Current KGQA benchmarks (e.g., WebQSP, CWQ) suffer from severe quality issues: high annotation error rates (average factual accuracy only 57%), ambiguous or unanswerable questions, and outdated or inconsistent knowledge—undermining evaluation reliability. This work presents the first systematic diagnosis of these flaws and introduces KGQAGen, a novel closed-loop framework for generating verifiable, high-difficulty multi-hop QA instances. KGQAGen integrates structured knowledge anchoring, LLM-in-the-loop generation, and symbolic logical verification. Leveraging Wikidata, we construct KGQAGen-10k—a high-quality benchmark comprising 10,000 rigorously validated instances. Experiments reveal substantial performance degradation of state-of-the-art KG-RAG models on KGQAGen-10k, effectively exposing their genuine reasoning bottlenecks. KGQAGen-10k thus establishes a more reliable, challenging, and diagnostic benchmark for KGQA evaluation.

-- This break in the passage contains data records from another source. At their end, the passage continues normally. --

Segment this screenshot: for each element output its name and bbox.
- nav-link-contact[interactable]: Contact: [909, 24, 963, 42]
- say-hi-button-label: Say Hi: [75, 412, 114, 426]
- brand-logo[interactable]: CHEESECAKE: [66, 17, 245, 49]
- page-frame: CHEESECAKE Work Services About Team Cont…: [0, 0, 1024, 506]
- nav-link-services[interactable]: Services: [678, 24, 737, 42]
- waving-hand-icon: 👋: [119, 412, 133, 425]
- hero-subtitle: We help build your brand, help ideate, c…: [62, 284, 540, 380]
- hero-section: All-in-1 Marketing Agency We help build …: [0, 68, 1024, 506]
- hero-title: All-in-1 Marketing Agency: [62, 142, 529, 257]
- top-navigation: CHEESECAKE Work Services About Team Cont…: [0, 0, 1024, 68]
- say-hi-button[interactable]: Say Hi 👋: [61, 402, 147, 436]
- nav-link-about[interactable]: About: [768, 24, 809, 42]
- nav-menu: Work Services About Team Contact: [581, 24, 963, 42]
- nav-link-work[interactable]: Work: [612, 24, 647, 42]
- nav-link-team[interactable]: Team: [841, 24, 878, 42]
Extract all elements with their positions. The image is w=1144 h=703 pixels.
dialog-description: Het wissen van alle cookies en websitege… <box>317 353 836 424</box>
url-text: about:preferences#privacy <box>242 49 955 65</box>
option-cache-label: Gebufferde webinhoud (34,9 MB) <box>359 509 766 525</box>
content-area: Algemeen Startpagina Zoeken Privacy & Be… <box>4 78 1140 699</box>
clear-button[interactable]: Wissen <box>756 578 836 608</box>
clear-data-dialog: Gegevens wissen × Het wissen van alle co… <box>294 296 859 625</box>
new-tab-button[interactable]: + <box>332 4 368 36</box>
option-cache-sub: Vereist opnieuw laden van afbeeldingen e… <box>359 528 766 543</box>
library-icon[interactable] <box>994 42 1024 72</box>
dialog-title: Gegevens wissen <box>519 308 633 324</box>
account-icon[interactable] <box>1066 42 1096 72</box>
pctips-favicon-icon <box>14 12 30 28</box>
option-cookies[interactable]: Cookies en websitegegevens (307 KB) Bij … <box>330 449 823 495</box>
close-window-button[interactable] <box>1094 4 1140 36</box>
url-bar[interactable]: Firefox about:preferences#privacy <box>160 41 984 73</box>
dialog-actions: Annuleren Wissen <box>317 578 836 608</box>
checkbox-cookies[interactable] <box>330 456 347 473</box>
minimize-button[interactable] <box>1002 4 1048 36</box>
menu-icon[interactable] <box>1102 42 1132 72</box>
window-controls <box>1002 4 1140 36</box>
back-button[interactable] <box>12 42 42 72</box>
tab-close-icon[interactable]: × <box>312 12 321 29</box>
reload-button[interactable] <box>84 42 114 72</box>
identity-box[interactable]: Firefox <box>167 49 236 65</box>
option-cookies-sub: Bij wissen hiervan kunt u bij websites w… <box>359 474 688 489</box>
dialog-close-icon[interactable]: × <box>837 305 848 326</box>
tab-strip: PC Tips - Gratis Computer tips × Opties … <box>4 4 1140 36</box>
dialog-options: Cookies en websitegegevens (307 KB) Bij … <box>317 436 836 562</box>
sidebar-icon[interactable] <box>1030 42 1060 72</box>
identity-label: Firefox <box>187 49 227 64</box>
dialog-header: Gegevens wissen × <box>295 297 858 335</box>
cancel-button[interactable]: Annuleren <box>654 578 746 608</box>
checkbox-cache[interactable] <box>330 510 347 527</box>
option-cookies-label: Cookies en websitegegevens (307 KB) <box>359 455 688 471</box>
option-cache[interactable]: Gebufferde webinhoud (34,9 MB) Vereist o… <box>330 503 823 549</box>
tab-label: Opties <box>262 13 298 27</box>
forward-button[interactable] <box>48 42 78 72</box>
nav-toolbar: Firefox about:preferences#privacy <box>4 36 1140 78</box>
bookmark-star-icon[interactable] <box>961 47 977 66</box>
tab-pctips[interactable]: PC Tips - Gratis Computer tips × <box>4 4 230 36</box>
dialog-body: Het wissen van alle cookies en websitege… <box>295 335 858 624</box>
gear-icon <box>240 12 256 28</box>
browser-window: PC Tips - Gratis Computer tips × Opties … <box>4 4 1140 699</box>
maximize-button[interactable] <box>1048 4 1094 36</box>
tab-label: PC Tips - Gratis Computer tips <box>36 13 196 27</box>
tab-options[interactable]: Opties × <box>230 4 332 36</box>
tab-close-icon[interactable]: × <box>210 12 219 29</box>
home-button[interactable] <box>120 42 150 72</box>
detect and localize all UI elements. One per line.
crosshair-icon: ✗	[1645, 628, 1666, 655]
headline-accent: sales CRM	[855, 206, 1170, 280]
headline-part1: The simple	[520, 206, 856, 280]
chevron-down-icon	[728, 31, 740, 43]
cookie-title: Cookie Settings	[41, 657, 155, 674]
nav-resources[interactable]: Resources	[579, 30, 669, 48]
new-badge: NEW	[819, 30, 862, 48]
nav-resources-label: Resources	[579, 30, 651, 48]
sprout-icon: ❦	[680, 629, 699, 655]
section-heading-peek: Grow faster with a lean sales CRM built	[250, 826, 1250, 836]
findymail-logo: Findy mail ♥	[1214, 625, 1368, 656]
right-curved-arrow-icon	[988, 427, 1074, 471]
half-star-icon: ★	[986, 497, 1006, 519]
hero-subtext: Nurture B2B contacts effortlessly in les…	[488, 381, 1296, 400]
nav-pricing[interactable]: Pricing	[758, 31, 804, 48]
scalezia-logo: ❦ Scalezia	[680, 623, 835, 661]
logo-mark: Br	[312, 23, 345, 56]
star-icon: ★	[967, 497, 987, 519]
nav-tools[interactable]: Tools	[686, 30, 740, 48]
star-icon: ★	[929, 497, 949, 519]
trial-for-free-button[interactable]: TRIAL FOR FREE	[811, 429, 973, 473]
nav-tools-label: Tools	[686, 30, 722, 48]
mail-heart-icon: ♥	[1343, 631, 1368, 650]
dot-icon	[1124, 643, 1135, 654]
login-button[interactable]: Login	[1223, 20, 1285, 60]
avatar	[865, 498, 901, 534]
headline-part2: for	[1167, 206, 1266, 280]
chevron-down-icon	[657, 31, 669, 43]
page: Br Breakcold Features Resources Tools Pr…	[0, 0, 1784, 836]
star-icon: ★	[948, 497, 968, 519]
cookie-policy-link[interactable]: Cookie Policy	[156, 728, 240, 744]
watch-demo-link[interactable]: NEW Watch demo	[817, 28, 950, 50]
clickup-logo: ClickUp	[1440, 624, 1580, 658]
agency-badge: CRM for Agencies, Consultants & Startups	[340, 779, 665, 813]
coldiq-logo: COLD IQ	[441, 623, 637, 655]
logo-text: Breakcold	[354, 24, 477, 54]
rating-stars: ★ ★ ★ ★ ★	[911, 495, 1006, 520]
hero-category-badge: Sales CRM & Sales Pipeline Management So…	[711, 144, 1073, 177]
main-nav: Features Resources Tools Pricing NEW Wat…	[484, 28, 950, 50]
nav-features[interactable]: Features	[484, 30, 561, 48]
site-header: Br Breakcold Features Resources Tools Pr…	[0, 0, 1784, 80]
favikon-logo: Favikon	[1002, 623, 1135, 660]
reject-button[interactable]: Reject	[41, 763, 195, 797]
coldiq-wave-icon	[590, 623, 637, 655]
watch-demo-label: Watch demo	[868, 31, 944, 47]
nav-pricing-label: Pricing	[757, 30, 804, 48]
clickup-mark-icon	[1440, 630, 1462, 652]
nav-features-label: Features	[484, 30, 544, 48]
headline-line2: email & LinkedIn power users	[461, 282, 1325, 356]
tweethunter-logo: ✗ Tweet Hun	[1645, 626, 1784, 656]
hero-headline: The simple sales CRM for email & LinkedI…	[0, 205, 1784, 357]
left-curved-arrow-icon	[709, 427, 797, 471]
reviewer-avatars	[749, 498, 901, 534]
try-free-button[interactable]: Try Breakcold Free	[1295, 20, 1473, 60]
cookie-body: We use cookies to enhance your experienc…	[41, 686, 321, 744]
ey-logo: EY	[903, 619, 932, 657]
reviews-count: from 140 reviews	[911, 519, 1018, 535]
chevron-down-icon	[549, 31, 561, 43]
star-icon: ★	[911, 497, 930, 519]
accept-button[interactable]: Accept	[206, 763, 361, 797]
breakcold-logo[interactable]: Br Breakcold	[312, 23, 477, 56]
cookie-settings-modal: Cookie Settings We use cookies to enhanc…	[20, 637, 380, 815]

Knowledge Graph Question Answering (KGQA) systems rely on high-quality benchmarks to evaluate complex multi-hop reasoning. However, despite their widespread use, popular datasets such as WebQSP and CWQ suffer from critical quality issues, including inaccurate or incomplete ground-truth annotations, poorly constructed questions that are ambiguous, trivial, or unanswerable, and outdated or inconsistent knowledge. Through a manual audit of 16 popular KGQA datasets, including WebQSP and CWQ, we find that the average factual correctness rate is only 57 %. To address these issues, we introduce KGQAGen, an LLM-in-the-loop framework that systematically resolves these pitfalls. KGQAGen combines structured knowledge grounding, LLM-guided generation, and symbolic verification to produce challenging and verifiable QA instances. Using KGQAGen, we construct KGQAGen-10k, a ten-thousand scale benchmark grounded in Wikidata, and evaluate a diverse set of KG-RAG models. Experimental results demonstrate that even state-of-the-art systems struggle on this benchmark, highlighting its ability to expose limitations of existing models. Our findings advocate for more rigorous benchmark construction and position KGQAGen as a scalable framework for advancing KGQA evaluation.